Here’s what you should do.

Call his doctor. Explain to his doctor each and every one of the symptoms your child has. If your doctor waves away your worries and says, “Let’s wait a little longer and see”? Either convince her, insist, or see another doctor. Even very good doctors may not recognize some of the signs.

Get an autism screening. I’ll repeat that. Get an autism screening*. Even if your child were falsely diagnosed with autism-even if he is simply a late bloomer- it won’t make him autistic. He’d simply continue to thrive, and you could throw that diagnosis in the trash. Or get him undiagnosed. A false diagnosis is not the worse thing that could happen. The worst thing that could happen is that your child is autistic and would miss out on years of beneficial therapy. The worst thing that could happen is that dark regret that would haunt you years from now that you didn’t trust your gut. There are a lot of special needs parents out there who can tell you about that. Don’t let that be you.

And if he is autistic or has Asperger’s? You know what? You’re gonna be okay. Yes, I’m talking to you. Don’t believe all that foolishness about it taking a special person to raise a special needs child. It doesn’t. It is the child who makes you special. Really.

You are going to grieve. You are going to grieve for things you took for granted that may not come to pass. He might not ever play Little League, be a Boy Scout, or skateboard. Then again, he might. The not knowing is the hardest part. Hope is a roller coaster. You will need to remember that your child has not been taken from you. This is the child you were given all along. And no one, no one, is better suited to be his champion. You are allowed to cry. Try not to do it in front of him. And then you are going to have to put on your proverbial Big Girl (or Boy) Panties. Suck it up. You already knew you’d walk through fire for him. So suit up.

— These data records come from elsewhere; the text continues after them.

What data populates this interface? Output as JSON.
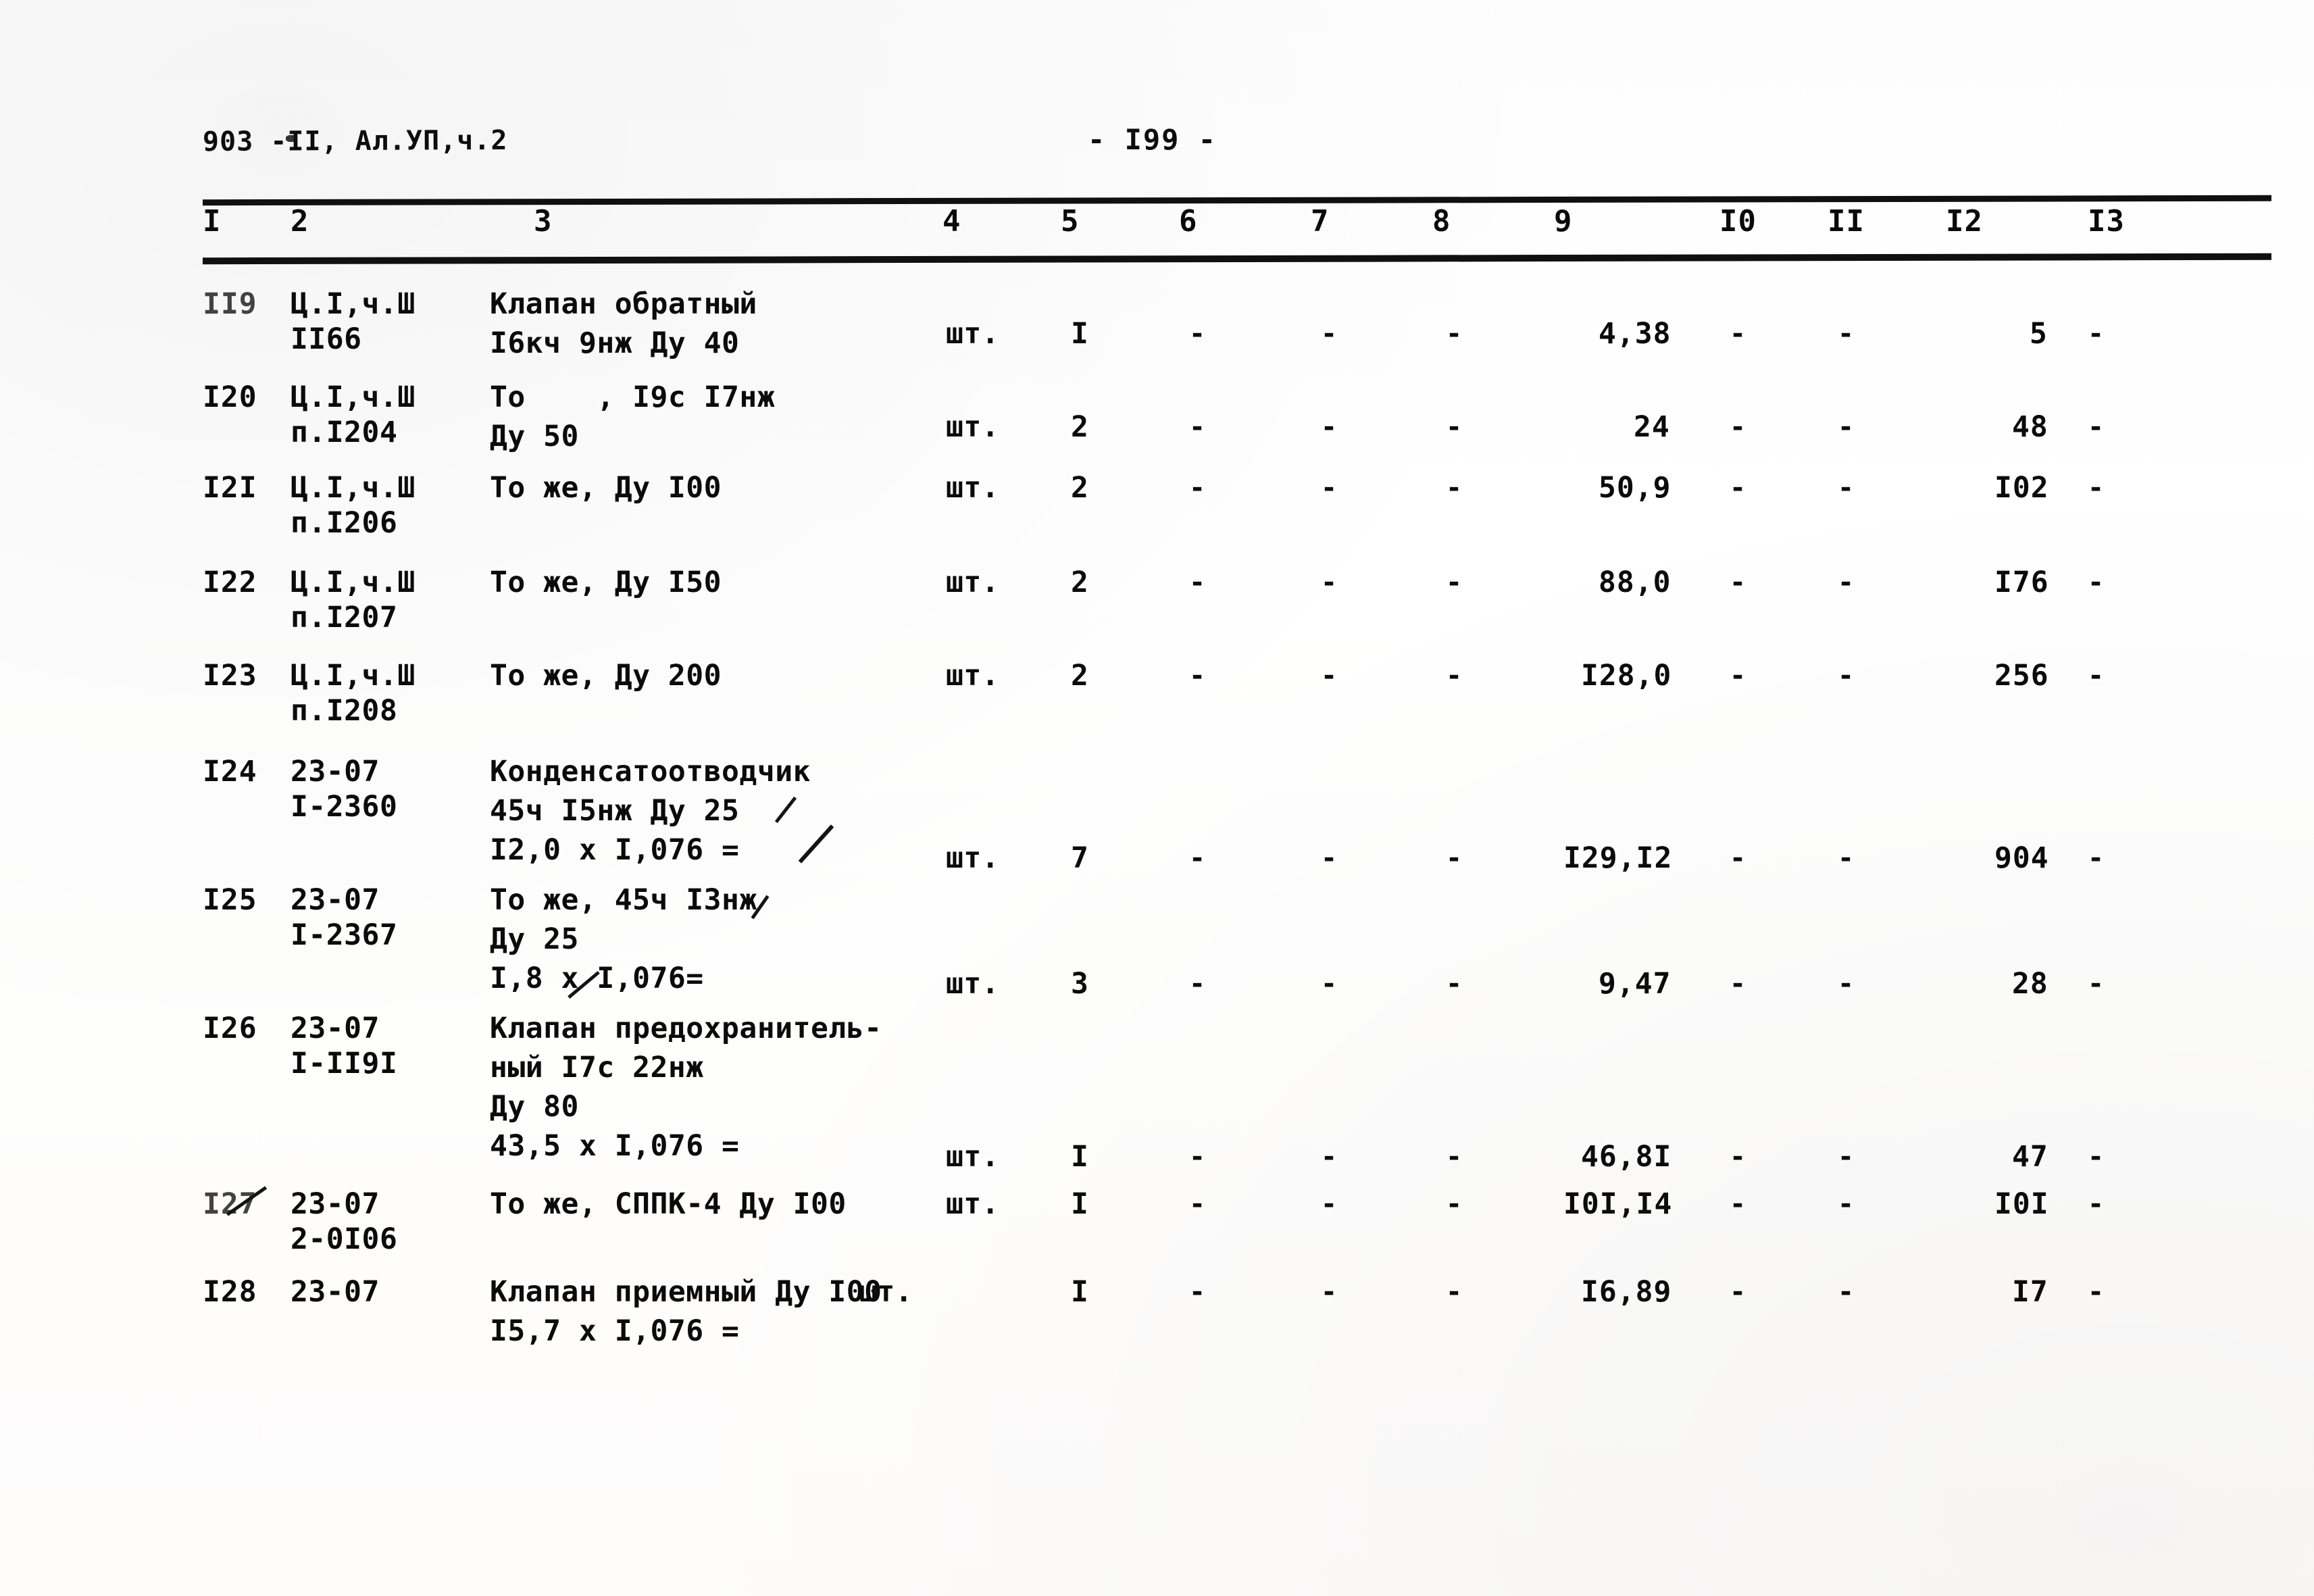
{
  "document": {
    "header_left": "903 -II, Ал.УП,ч.2",
    "page_label": "- I99 -"
  },
  "table": {
    "column_headers": [
      "I",
      "2",
      "3",
      "4",
      "5",
      "6",
      "7",
      "8",
      "9",
      "I0",
      "II",
      "I2",
      "I3"
    ],
    "rows": [
      {
        "c1": "II9",
        "c2": [
          "Ц.I,ч.Ш",
          "II66"
        ],
        "c3": [
          "Клапан обратный",
          "I6кч 9нж Ду 40"
        ],
        "c4": "шт.",
        "c5": "I",
        "c6": "-",
        "c7": "-",
        "c8": "-",
        "c9": "4,38",
        "c10": "-",
        "c11": "-",
        "c12": "5",
        "c13": "-"
      },
      {
        "c1": "I20",
        "c2": [
          "Ц.I,ч.Ш",
          "п.I204"
        ],
        "c3": [
          "То    , I9c I7нж",
          "Ду 50"
        ],
        "c4": "шт.",
        "c5": "2",
        "c6": "-",
        "c7": "-",
        "c8": "-",
        "c9": "24",
        "c10": "-",
        "c11": "-",
        "c12": "48",
        "c13": "-"
      },
      {
        "c1": "I2I",
        "c2": [
          "Ц.I,ч.Ш",
          "п.I206"
        ],
        "c3": [
          "То же, Ду I00"
        ],
        "c4": "шт.",
        "c5": "2",
        "c6": "-",
        "c7": "-",
        "c8": "-",
        "c9": "50,9",
        "c10": "-",
        "c11": "-",
        "c12": "I02",
        "c13": "-"
      },
      {
        "c1": "I22",
        "c2": [
          "Ц.I,ч.Ш",
          "п.I207"
        ],
        "c3": [
          "То же, Ду I50"
        ],
        "c4": "шт.",
        "c5": "2",
        "c6": "-",
        "c7": "-",
        "c8": "-",
        "c9": "88,0",
        "c10": "-",
        "c11": "-",
        "c12": "I76",
        "c13": "-"
      },
      {
        "c1": "I23",
        "c2": [
          "Ц.I,ч.Ш",
          "п.I208"
        ],
        "c3": [
          "То же, Ду 200"
        ],
        "c4": "шт.",
        "c5": "2",
        "c6": "-",
        "c7": "-",
        "c8": "-",
        "c9": "I28,0",
        "c10": "-",
        "c11": "-",
        "c12": "256",
        "c13": "-"
      },
      {
        "c1": "I24",
        "c2": [
          "23-07",
          "I-2360"
        ],
        "c3": [
          "Конденсатоотводчик",
          "45ч I5нж Ду 25",
          "I2,0 x I,076 ="
        ],
        "c4": "шт.",
        "c5": "7",
        "c6": "-",
        "c7": "-",
        "c8": "-",
        "c9": "I29,I2",
        "c10": "-",
        "c11": "-",
        "c12": "904",
        "c13": "-"
      },
      {
        "c1": "I25",
        "c2": [
          "23-07",
          "I-2367"
        ],
        "c3": [
          "То же, 45ч I3нж",
          "Ду 25",
          "I,8 x I,076="
        ],
        "c4": "шт.",
        "c5": "3",
        "c6": "-",
        "c7": "-",
        "c8": "-",
        "c9": "9,47",
        "c10": "-",
        "c11": "-",
        "c12": "28",
        "c13": "-"
      },
      {
        "c1": "I26",
        "c2": [
          "23-07",
          "I-II9I"
        ],
        "c3": [
          "Клапан предохранитель-",
          "ный I7с 22нж",
          "Ду 80",
          "43,5 x I,076 ="
        ],
        "c4": "шт.",
        "c5": "I",
        "c6": "-",
        "c7": "-",
        "c8": "-",
        "c9": "46,8I",
        "c10": "-",
        "c11": "-",
        "c12": "47",
        "c13": "-"
      },
      {
        "c1": "I27",
        "c2": [
          "23-07",
          "2-0I06"
        ],
        "c3": [
          "То же, СППК-4 Ду I00"
        ],
        "c4": "шт.",
        "c5": "I",
        "c6": "-",
        "c7": "-",
        "c8": "-",
        "c9": "I0I,I4",
        "c10": "-",
        "c11": "-",
        "c12": "I0I",
        "c13": "-"
      },
      {
        "c1": "I28",
        "c2": [
          "23-07"
        ],
        "c3": [
          "Клапан приемный Ду I00",
          "I5,7 x I,076 ="
        ],
        "c4": "шт.",
        "c5": "I",
        "c6": "-",
        "c7": "-",
        "c8": "-",
        "c9": "I6,89",
        "c10": "-",
        "c11": "-",
        "c12": "I7",
        "c13": "-"
      }
    ]
  }
}
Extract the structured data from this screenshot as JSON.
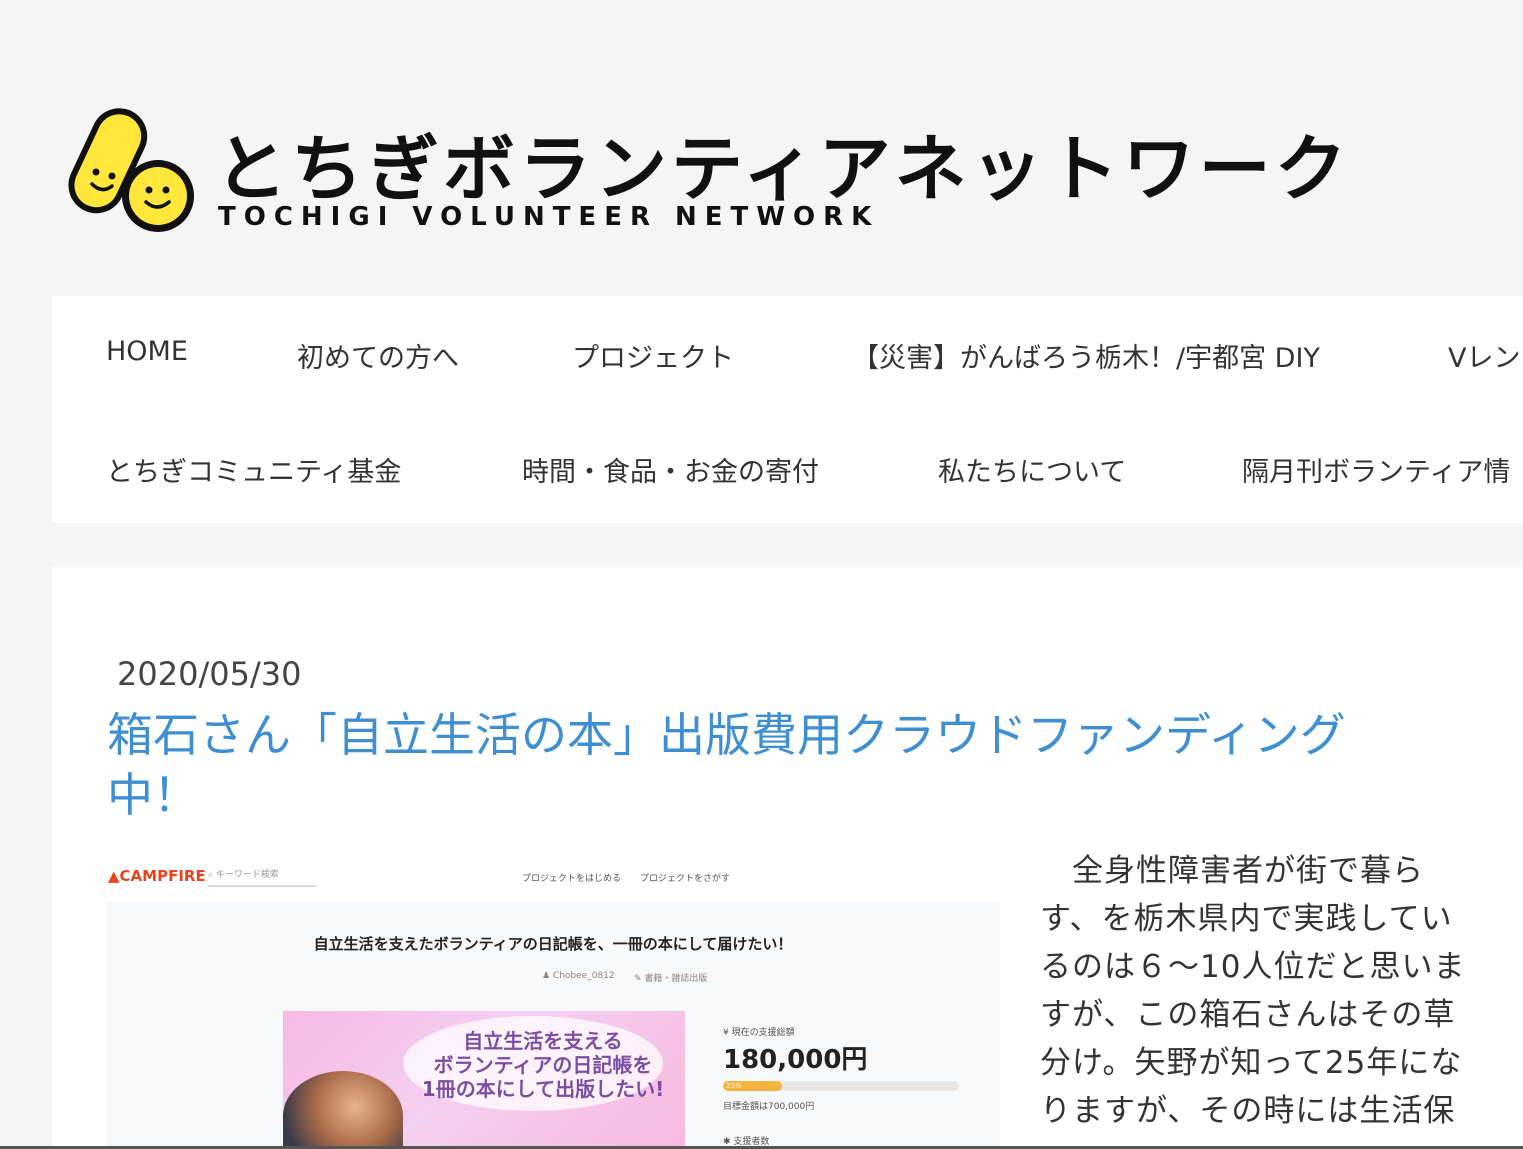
{
  "logo": {
    "title_jp": "とちぎボランティアネットワーク",
    "title_en": "TOCHIGI VOLUNTEER NETWORK",
    "icon": "smiley-bandage-icon",
    "brand_color": "#ffe63b"
  },
  "nav": {
    "items": [
      {
        "label": "HOME"
      },
      {
        "label": "初めての方へ"
      },
      {
        "label": "プロジェクト"
      },
      {
        "label": "【災害】がんばろう栃木！/宇都宮 DIY"
      },
      {
        "label": "Vレン"
      },
      {
        "label": "とちぎコミュニティ基金"
      },
      {
        "label": "時間・食品・お金の寄付"
      },
      {
        "label": "私たちについて"
      },
      {
        "label": "隔月刊ボランティア情"
      }
    ]
  },
  "post": {
    "date": "2020/05/30",
    "title": "箱石さん「自立生活の本」出版費用クラウドファンディング中！",
    "title_color": "#3d8fd1",
    "body": "　全身性障害者が街で暮らす、を栃木県内で実践しているのは６～10人位だと思いますが、この箱石さんはその草分け。矢野が知って25年になりますが、その時には生活保"
  },
  "campfire": {
    "logo": "CAMPFIRE",
    "search_placeholder": "キーワード検索",
    "link_start": "プロジェクトをはじめる",
    "link_find": "プロジェクトをさがす",
    "project_title": "自立生活を支えたボランティアの日記帳を、一冊の本にして届けたい！",
    "author": "Chobee_0812",
    "category": "書籍・雑誌出版",
    "image_text": "自立生活を支える\nボランティアの日記帳を\n1冊の本にして出版したい!",
    "amount_label": "現在の支援総額",
    "amount": "180,000円",
    "progress_percent": 25,
    "progress_label": "25%",
    "goal": "目標金額は700,000円",
    "backers_label": "支援者数",
    "accent_color": "#e8441b",
    "progress_color": "#f5b340"
  }
}
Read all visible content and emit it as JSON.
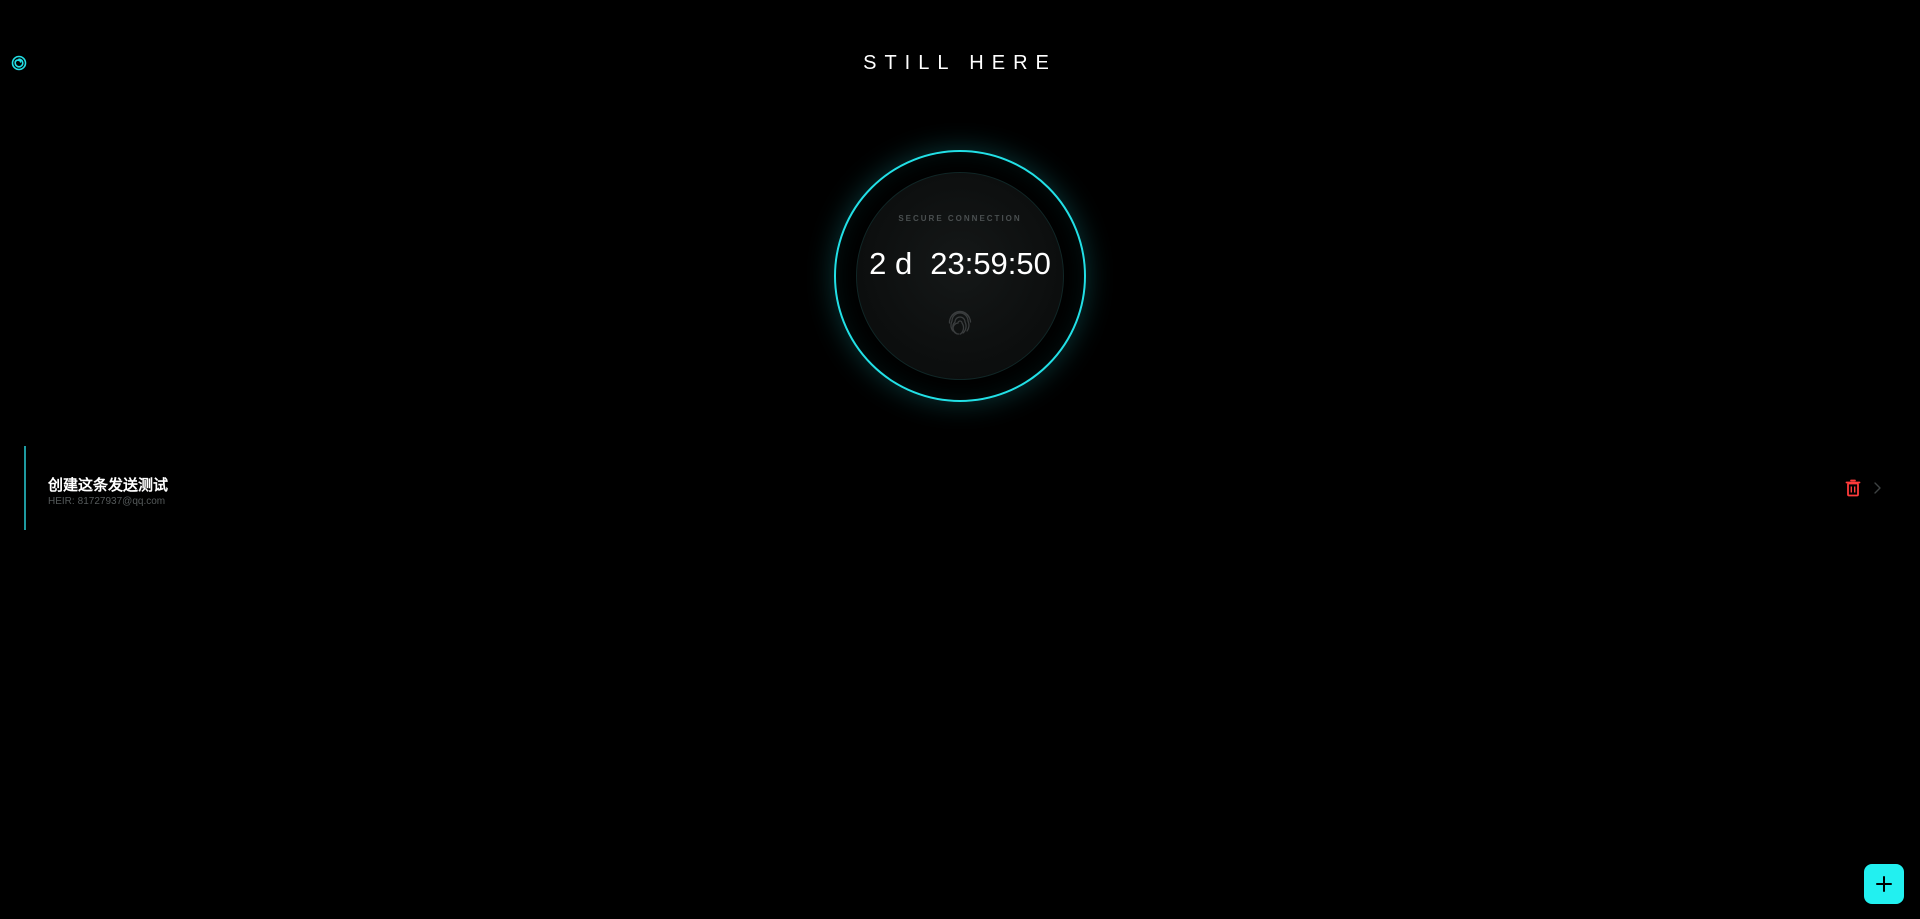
{
  "header": {
    "title": "STILL HERE",
    "logo_icon": "spiral-icon"
  },
  "status": {
    "label": "SECURE CONNECTION",
    "days": "2 d",
    "time": "23:59:50",
    "fingerprint_icon": "fingerprint-icon"
  },
  "items": [
    {
      "title": "创建这条发送测试",
      "heir_label": "HEIR:",
      "heir_email": "81727937@qq.com"
    }
  ],
  "actions": {
    "delete_icon": "trash-icon",
    "open_icon": "chevron-right-icon",
    "add_icon": "plus-icon"
  },
  "colors": {
    "accent": "#22e0e6",
    "danger": "#ff3b3b",
    "background": "#000000"
  }
}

And I’ll tell you something else. Autism, at its worst, can rob you of a lot of things. But it doesn’t have to be a tragedy. It’s still early. Autistic children may not ever learn to talk or care for themselves. But they will still give you joy and teach you many things about love and gratitude. Autistic children may grow up to need support, but have happy, productive, and fulfilling lives. Some autistic children may go on to great things, their minds uniquely suited to bring something to humanity that it hasn’t seen before. You know about Einstein, Mozart, Andy Warhol, Temple Grandin, Dan Aykroyd, and other successful people across the autism spectrum don’t you? Yep, they are or are suspected to be [have been} on it. But there are a lot more people out there on the spectrum who are co-workers, friends, parents — just everyday folks who see the world from a different vantage point- than you might expect.

Then, with diagnosis in hand and therapies started, reach out. Join a support group. Read books. Write a blog. Advocate. Join the online autism spectrum community - made up of ASD people, their friends and loved ones, doctors, therapists, teachers, and more. They are an amazing group of people whose arms are open to you. (I just made that discovery myself.) And repeat to yourself: I can do this. This is not a tragedy. And I am not alone.

For you really are not alone.

Note: Little girls can, of course, be autistic as well. For the sake of brevity, I used a male pronoun.

*The autism screening test for toddlers is called an M-CHAT, and it’s free. You can even print it off the internet. Either way, your doctor will know about it.